One of the most practical and physical ways people have supported us is by keeping us fed. At first this was done by family who were staying with us, preparing lunches and dinners many of which were never touched. It was checking we had at least had a drink that day (you can read about our relationship with tea during this period here!), or making lots of toast which is the quick fix we came to live by.

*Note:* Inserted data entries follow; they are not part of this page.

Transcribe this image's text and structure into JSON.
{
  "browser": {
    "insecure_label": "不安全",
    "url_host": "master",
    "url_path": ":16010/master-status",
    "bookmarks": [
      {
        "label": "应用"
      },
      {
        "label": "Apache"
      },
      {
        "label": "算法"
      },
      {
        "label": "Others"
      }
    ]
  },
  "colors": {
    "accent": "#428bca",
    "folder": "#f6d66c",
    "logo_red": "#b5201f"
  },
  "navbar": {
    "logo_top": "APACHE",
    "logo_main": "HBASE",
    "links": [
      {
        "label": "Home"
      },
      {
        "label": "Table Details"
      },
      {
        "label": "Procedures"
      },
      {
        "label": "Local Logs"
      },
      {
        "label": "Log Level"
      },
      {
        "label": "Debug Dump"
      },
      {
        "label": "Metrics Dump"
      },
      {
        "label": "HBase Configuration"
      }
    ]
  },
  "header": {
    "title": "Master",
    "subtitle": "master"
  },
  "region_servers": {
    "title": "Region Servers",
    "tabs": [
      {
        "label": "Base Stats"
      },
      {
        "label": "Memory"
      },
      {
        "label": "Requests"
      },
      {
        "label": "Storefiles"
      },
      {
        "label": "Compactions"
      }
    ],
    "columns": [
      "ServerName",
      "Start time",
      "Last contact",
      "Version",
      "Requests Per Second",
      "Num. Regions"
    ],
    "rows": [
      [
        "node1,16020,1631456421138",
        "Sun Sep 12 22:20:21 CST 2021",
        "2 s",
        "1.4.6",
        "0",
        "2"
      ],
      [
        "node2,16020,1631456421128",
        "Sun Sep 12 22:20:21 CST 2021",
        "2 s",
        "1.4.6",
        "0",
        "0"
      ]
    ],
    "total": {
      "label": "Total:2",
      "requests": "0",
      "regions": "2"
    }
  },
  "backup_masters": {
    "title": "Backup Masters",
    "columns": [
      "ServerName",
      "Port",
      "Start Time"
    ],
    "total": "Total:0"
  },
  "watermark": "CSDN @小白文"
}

As time moved on and we were back to school and part time work lots of wonderful local people started to bring us meals – and it was just so helpful. To accommodate the outpouring of dishes we had to defrost the freezer and eventually started an online calendar so that we could avoid waste. It was a very useful and easy system we found called Meal Train, we could add our favourites or fussy eating needs and people could book in a day they would like to bring something. It was excellent, there are other similar things out there if you should ever need one for a family holiday, party or community event. It meant that we had healthy, easy meals to eat each day as well as a stash of things in the freezer, there is a clear element to why this was nice – feeling rubblish makes doing things like cooking for five people everyday hard.

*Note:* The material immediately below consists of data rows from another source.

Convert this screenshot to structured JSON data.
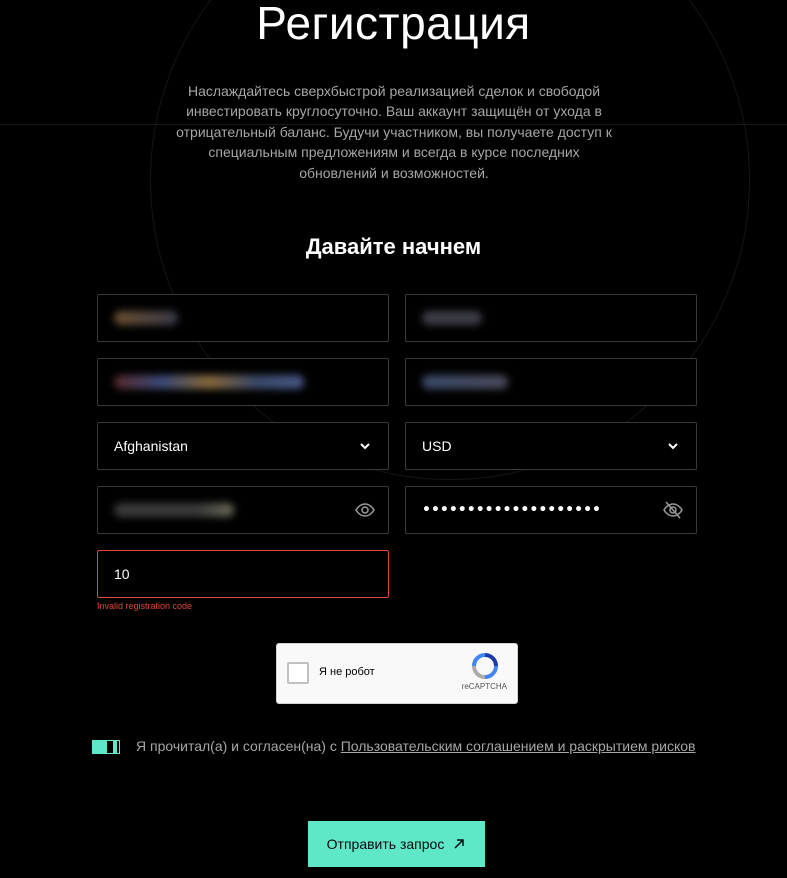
{
  "page": {
    "title": "Регистрация",
    "intro": "Наслаждайтесь сверхбыстрой реализацией сделок и свободой инвестировать круглосуточно. Ваш аккаунт защищён от ухода в отрицательный баланс. Будучи участником, вы получаете доступ к специальным предложениям и всегда в курсе последних обновлений и возможностей.",
    "subtitle": "Давайте начнем"
  },
  "form": {
    "country_value": "Afghanistan",
    "currency_value": "USD",
    "password_masked": "••••••••••••••••••••",
    "registration_code_value": "10",
    "registration_code_error": "Invalid registration code"
  },
  "captcha": {
    "label": "Я не робот",
    "brand": "reCAPTCHA"
  },
  "agreement": {
    "text": "Я прочитал(а) и согласен(на) с ",
    "link": "Пользовательским соглашением и раскрытием рисков"
  },
  "submit": {
    "label": "Отправить запрос"
  },
  "colors": {
    "accent": "#5fe8c8",
    "error": "#e0463a",
    "background": "#000000"
  }
}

What many people don’t know is that it really was never about the food, the nutrition or the convenience. We could manage all of that at a push. What those days and weeks of meals did was allow us to take a break from shopping for food – and that was the truly magical bit. 

We meal plan, it was a big part of our Sundays to sit down over brunch and plan the meals and the food shop for the week, everyone got a say and a choice. It would be hard work but lots of fun too. Issac was a very fussy eater, the plan was severely skewed by his pallete and so every time we had to contemplate food shopping it would be a tsunami of memories and pain. By eating a meal someone else had provided, we could just eat – and not have to think, or plan or shop. Even now I find the weekly food shop, (which is still not back to normal as we work our way through the freezer meals) an extremely difficult and emotional task wracked with guilt. There are foods we now buy because he is gone, there are food we can no longer face because he isn’t here to enjoy them, there are things we deliberately buy to remember him… Sometimes food is nothing to do with food.

 

To everyone who dropped in an apple crumble, bought a hand cooked meal, paid for a pizza, film night packages, vouchers, our Friday Freebies, sweets for the kids, chocolate for Claire or meat for Mike and you creative lot overseas in Australia, New Zealand, Rwanda and the USA who managed to find ways to take our breath way – You did something amazing. You gave us not just food or treats to keep us going, but you gave us time and care and space. Sometimes food is love, it’s saying I’m thinking of you, it’s sharing between families, it’s solidarity, it’s care and we are so very, very grateful.